The brain has it's own parallel system of sensing metabolic state and regulating vascular responses ("neurovascular coupling"). The brain requires a lot of energy/oxygen during intensive tasks and it makes sense that it would have it's own metabolic fatigue sensing mechanism that serves a similar function to that of large muscle groups. And the hypothesis is that problem could go wrong in the brain for the same reason it goes wrong in the muscles.
I think a common experience is that PEM feels the same where it was triggered by physical or mental exertion.
We literally did a poll and found that ~80% of people people reported it did not feel the same.
https://www.s4me.info/threads/poll-physical-vs-cognitive-pem-same-or-different.16948/
For me, physical activity causes cognitive and physical PEM, whereas cognitive activity does not cause physical PEM, but only cognitive PEM.
@Jonathan Edwards mentioned that mental exertion uses little extra energy, so it probably doesn't fit with thinking triggering PEM through simple energy demand.
I think looking at the absolute calories used is the wrong way to look at it. That is the same mistake as Noakes and others who think fatigue is a result of the brain somehow calculating the overall metabolic consumption of the body and scaling back as a result: "Fatigue is a brain-derived emotion that regulates the exercise behavior to ensure the protection of whole body homeostasis." (Noakes 2012).
We know now that no such system exists (instead, fatigue is regulated by muscle afferents and the effects on the motor cortex) and going down that path of looking at overall energy consumption to explain fatigue sensation is a fool's errand.
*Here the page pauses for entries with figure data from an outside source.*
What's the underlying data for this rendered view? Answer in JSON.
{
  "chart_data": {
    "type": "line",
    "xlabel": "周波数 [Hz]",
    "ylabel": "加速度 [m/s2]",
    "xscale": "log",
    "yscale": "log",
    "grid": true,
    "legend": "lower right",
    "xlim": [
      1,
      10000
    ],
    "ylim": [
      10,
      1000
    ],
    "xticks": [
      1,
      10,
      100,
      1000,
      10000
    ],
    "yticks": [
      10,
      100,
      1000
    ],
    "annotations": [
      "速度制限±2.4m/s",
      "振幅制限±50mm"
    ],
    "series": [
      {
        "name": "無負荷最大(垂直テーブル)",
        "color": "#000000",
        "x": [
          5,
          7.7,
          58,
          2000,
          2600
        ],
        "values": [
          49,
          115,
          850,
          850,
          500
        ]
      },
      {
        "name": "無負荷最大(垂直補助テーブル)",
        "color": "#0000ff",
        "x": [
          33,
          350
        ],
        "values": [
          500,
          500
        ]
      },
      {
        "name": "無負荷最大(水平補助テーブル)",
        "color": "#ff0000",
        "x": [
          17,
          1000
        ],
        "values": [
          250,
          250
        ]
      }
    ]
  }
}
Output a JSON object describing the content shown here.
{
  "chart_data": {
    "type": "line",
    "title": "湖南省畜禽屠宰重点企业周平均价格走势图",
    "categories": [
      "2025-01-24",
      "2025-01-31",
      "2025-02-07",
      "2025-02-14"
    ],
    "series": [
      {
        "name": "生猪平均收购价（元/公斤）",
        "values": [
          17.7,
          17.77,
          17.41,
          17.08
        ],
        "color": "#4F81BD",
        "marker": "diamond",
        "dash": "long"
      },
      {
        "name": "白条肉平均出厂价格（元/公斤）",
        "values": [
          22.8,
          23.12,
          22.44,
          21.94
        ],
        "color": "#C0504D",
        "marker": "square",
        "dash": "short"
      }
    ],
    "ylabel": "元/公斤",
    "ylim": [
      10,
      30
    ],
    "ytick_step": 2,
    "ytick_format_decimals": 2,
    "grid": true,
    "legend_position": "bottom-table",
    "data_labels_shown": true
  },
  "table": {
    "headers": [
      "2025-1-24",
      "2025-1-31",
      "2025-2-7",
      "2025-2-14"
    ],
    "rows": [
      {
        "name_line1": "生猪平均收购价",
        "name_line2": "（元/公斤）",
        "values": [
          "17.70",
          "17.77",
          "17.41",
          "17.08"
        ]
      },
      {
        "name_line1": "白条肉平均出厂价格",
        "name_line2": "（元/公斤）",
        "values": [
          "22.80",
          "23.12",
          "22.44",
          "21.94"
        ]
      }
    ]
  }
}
The issue is the local metabolic capacity. When that capacity is exceeded, metabolites are generated that stimulate afferents (whether it be the metabolic fatigue sensing afferents in the muscles or the same thing in the neurovascular coupling systems in the brain). Instead of predicting a need for increased ventilation and reduced motor activity a-priori, the brain responds to afferents instead.
There have been studies that show that brain fog is associated with altered metabolism and altered blood flow in the brain, so I still think there is something there to dig into.
If brain cells were really short on ATP in ME/CFS then there ought to be some severe cases where you can measure specific mental deficits of the sort you can clearly identify in people with TIAs for instance.
The brain doesn't simply go "whoops, I ran out of ATP". Many things have to go wrong before that happens (and I'm not claiming to be an expert in emergency medicine) but the whole point about fatigue is it that it is part of a feedback mechanism that limits that from happening under normal functioning.
Yet the heart has to work all the time, pumping away.
Many moderate to severe patients suffer from chronotropic incompetence, so we cannot pretend the performance of the heart is not affected at all.
The heart consumes around 5% of VO2 at rest and is only working at around a tenth of it's (VO2Max) capacity. It has the highest capillarisation density compared to any skeletal muscle in the body. And notably, no scientific study discusses any sort of metabolic fatigue sensing afferent feedback (muscle pressor reflex) within the myocardium itself analogous to that of skeletal muscles.